Inspired by the French New Wave and New York stories that have defined cinema over the years, like Girlfriends and Annie Hall, the film follows Frances as she navigates life, with her friendship with Sophie becoming a prominent focus of the narrative. This is a story of wading through the murky waters of adulthood, when you’re old enough to theoretically have it all figured out, but you still feel like a teenager within. Frances is 27, and her closest companion is her college friend Sophie, but when she discovers that Sophie is moving out, the protagonist is suddenly left feeling lost and alone.
Looking for a new place to stay, while dealing with the grief of a possible friend-estrangement on the horizon, Frances ends up living with two male friends. On the other end, her desire to live her dream as a dancer grows increasingly out of reach as she lacks the money and opportunities to prosper. Frances gets by, and Gerwig gives a heartwarmingly honest performance that you can’t help but love, even when her actions are seemingly pathetic or stupid. The beauty of Frances’ perfectly flawed nature is that it’s relatable and reassuring, but Gerwig never makes her feel cliché or a one-dimensional embodiment of a “quirky” character.
She lays out Frances’ shamelessly ambitious and hopeful spirit marked by the darkness of uncertainty with an exuberance that is joyful to watch. As things get tough and Frances doesn’t know where she’s going to live, how she’s going to earn enough money, or the status of her friendship with Sophie, who eventually moves to Japan with her boyfriend, Patch, she still manages to dance through the stress and retain an optimistic spirit. In one particularly memorable scene, she runs, pirouettes and glides through the streets as David Bowie’s ‘Modern Love’ soundtracks the moment. The camera follows her movements as she twirls and dances, unbothered by the eyes of others on her.

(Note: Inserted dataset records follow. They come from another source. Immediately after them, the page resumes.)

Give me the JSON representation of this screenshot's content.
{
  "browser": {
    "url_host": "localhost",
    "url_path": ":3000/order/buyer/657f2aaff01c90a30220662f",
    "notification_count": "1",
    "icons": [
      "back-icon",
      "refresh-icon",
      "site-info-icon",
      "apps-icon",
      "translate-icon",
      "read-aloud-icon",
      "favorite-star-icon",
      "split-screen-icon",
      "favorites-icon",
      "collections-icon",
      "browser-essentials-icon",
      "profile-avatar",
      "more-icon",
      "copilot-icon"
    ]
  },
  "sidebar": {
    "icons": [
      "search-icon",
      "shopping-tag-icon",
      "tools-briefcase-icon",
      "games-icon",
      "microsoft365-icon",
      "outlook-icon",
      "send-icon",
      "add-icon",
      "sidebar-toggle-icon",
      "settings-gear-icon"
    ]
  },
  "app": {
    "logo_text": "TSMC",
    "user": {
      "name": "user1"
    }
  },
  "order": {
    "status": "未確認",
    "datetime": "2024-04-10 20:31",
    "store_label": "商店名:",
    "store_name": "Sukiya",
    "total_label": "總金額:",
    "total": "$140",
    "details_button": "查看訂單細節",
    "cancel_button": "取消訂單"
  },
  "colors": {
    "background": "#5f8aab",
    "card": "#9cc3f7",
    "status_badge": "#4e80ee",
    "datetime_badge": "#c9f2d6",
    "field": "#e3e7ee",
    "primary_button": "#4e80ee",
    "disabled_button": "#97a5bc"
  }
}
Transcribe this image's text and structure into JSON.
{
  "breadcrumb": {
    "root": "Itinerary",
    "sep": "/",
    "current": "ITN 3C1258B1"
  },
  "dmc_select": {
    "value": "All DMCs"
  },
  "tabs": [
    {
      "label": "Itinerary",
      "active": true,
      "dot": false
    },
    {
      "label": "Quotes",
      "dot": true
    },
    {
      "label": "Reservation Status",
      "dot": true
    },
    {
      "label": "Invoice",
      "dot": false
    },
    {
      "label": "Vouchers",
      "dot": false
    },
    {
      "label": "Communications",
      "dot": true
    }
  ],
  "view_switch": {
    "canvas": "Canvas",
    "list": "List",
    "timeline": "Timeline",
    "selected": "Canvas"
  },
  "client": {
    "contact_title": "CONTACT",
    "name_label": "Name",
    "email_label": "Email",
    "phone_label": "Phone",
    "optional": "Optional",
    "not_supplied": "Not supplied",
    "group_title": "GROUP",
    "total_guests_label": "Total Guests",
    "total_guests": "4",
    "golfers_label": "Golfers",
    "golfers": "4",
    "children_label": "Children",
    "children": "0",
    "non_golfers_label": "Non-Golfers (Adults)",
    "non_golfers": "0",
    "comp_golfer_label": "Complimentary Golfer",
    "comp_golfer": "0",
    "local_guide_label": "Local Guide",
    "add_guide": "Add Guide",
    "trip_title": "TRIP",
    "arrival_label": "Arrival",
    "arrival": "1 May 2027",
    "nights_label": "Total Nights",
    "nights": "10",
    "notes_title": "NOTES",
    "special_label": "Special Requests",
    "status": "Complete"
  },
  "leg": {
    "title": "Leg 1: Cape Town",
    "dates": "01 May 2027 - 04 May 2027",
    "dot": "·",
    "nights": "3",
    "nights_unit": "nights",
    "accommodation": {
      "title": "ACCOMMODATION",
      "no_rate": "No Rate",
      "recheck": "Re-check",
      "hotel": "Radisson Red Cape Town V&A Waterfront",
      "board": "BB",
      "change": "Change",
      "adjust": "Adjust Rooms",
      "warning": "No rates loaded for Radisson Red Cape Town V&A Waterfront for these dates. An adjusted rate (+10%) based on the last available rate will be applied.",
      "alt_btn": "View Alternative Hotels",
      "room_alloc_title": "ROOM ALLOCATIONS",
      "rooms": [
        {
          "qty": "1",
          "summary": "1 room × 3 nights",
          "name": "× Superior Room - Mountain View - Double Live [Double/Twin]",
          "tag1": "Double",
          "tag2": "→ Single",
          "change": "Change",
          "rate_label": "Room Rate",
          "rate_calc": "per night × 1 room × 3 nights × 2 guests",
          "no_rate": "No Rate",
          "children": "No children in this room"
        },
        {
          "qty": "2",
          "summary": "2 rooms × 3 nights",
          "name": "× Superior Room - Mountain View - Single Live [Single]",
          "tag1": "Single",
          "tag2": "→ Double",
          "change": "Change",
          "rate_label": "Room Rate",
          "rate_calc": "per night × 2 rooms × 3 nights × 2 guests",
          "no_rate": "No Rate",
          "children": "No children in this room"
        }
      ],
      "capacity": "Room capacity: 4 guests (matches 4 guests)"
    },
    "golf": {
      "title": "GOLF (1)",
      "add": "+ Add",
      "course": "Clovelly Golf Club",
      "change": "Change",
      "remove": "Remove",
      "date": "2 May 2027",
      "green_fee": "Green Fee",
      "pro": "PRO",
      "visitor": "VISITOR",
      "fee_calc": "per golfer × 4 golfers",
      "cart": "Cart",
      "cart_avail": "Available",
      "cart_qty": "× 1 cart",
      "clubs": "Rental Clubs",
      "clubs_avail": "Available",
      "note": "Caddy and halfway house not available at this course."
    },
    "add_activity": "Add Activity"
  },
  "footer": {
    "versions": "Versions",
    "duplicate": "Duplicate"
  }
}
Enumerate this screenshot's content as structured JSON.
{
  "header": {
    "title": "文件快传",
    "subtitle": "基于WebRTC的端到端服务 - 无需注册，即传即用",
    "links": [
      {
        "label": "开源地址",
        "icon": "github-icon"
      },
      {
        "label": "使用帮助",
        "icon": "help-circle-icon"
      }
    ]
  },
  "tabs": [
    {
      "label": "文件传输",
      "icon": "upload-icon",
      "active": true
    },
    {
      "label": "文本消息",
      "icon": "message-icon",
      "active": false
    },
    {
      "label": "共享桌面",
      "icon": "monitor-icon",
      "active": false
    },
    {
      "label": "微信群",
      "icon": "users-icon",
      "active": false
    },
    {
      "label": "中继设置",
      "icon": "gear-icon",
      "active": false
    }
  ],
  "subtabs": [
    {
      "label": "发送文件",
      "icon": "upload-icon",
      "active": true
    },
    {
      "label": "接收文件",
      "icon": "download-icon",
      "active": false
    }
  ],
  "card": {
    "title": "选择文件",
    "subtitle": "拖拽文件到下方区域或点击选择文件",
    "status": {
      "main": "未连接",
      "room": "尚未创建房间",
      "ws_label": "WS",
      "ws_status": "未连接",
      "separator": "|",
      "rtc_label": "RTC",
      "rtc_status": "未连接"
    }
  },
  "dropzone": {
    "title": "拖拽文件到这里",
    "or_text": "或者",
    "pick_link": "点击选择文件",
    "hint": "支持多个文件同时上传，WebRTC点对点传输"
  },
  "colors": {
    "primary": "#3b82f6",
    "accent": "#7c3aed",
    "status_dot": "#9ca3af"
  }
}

Frances isn’t afraid to be a flawed individual, which makes her such a likeable character, and in various scenes we get some stunning dialogue that Gerwig delivers with such natural ease, and you can tell that these are words that the actor really resonates with, or at least has done in the past. “I’m so embarrassed. I’m not a real person yet,” she says in one scene, making no secret of the fact she is stumbling through making it work.
Her admiration of Sophie, treating her like one half of herself, is one of the film’s most strikingly real aspects, because the pain that Frances feels as the pair start to drift apart is something that stories onscreen have encapsulated so well. Drifting apart from someone who was once your main person, especially when they get into a relationship and find a new one to call their favourite, can be really challenging, and Gerwig’s exploration of this – messy, desperate, lonely, and empathetic – is incredibly insightful and raw.
Among the many standout moments, the highlight of Frances Ha is perhaps the monologue about an innate desire for closeness and understanding from another, whether romantic or platonic, which has resonated with many audiences. As Gerwig delivers this monologue, it feels like she’s pulling the words from deep within her: “It’s that thing when you’re with someone, and you love them and they know it, and they love you and you know it, but it’s a party… And you’re both talking to other people, and you’re laughing and shining, and you look across the room and catch each other’s eyes. But, but not because you’re possessive, or it’s precisely sexual, but because, that is your person in this life. And it’s funny and sad, but only because this life will end, and it’s this secret world that exists right there in public, unnoticed, that no one else knows about. It’s sort of like how they say that other dimensions exist all around us, but we don’t have the ability to perceive them. That’s—that’s what I want out of a relationship. Or just life, I guess,” she says.
This monologue truly captures the essence of the film, of Frances, of her relationship with Sophie and the world at large, and is also a teaching moment that we should not settle for anything less than this shared “secret world” with someone as life is too short to pretend and not deeply feel companionship.
Gerwig would make Lady Bird a few years later, which feels like a spiritual successor (or prequel) to Frances Ha, with themes of navigating a pivotal moment in life, dealing with strained friendships, the complexities of a mother-daughter relationship and location and belonging forming the narrative. Without Gerwig’s performance as Frances, it’s hard to imagine Lady Bird coming to fruition, and since then, she has become a major filmmaker, helming Barbie in 2023 to widespread acclaim.
In a way, it seems as though this heartwarming black and white feature was a turning point for her, whose embodiment of the charmingly naïve, hopeful, funny, and loving Frances demonstrated the actor’s deep understanding of the complexity of the human condition in all of its beauty, silliness and ugliness.